Dans ce contexte, les analyses inspirées de John Maynard Keynes retrouvent une résonance particulière. L’économiste britannique avait déjà mis en évidence la manière dont les chocs exogènes pouvaient désorganiser les équilibres macroéconomiques, en créant des situations où les mécanismes de marché ne suffisent plus à rétablir l’ordre. À l’inverse, les tenants d’une approche plus libérale, héritiers de Friedrich Hayek, voient dans ces perturbations une occasion de laisser les ajustements naturels opérer, quitte à accepter des phases de contraction douloureuses.
Ce débat, loin d’être théorique, se retrouve aujourd’hui au cœur des politiques économiques. Les banques centrales hésitent, tiraillées entre la nécessité de contenir l’inflation et celle de ne pas étouffer une croissance déjà fragile. Cette hésitation nourrit l’incertitude et l’incertitude, à son tour, freine l’investissement et accentue la volatilité.
Le Maghreb, périphérie exposée d’un centre en crise
Dans cette recomposition brutale de l’économie mondiale, le Maghreb apparaît comme une périphérie particulièrement exposée. Loin des centres de décision, mais profondément intégré aux circuits économiques internationaux, il subit les chocs sans disposer toujours des leviers nécessaires pour les amortir.
La dépendance énergétique constitue ici un facteur déterminant.

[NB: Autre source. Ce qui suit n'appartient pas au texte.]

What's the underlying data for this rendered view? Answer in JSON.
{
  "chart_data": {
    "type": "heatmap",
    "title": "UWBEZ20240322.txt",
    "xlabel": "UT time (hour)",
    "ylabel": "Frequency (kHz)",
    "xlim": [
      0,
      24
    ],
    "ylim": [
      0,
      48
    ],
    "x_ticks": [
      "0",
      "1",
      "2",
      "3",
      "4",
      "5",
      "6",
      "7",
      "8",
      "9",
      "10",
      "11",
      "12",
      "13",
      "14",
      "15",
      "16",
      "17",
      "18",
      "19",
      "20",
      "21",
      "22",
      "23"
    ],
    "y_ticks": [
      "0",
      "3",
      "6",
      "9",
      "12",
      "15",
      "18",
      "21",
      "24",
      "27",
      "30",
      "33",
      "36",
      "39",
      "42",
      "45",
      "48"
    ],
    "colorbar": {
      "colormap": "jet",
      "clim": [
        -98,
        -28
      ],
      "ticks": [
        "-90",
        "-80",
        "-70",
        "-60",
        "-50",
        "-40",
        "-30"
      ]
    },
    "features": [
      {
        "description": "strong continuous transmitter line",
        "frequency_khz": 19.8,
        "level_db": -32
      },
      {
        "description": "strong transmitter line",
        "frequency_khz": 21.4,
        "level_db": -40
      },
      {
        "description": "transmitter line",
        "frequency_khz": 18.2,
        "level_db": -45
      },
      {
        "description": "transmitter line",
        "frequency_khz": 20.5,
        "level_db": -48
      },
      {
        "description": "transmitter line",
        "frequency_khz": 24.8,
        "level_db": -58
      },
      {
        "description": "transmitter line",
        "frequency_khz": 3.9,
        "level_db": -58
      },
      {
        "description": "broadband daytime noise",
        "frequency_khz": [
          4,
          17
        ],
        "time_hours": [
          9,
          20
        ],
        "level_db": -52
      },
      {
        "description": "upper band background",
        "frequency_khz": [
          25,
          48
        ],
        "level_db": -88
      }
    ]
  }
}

Les économies maghrébines, largement importatrices de pétrole et de gaz, voient leur facture énergétique s’alourdir mécaniquement. Mais au-delà de cette dimension directe, c’est toute la structure économique qui est affectée. L’inflation importée agit comme un multiplicateur de déséquilibres; tandis que les tensions financières internationales rendent l’accès au crédit plus coûteux et plus incertain.
Dans ce contexte, la guerre agit comme un révélateur. Elle met en lumière la fragilité des modèles de croissance, souvent fondés sur une combinaison de consommation interne, d’importations et de secteurs à faible valeur ajoutée. Elle rappelle, surtout, que la mondialisation, loin d’être un espace neutre, est un système hiérarchisé, où les chocs se diffusent de manière asymétrique.
La Tunisie à l’épreuve du réel
Pour la Tunisie, l’impact de cette crise dépasse largement le cadre conjoncturel. Il s’inscrit dans une trajectoire déjà marquée par des déséquilibres persistants. Le déficit commercial, la dépendance énergétique, l’inflation structurelle et les contraintes budgétaires forment un socle fragile, sur lequel vient se greffer le choc externe.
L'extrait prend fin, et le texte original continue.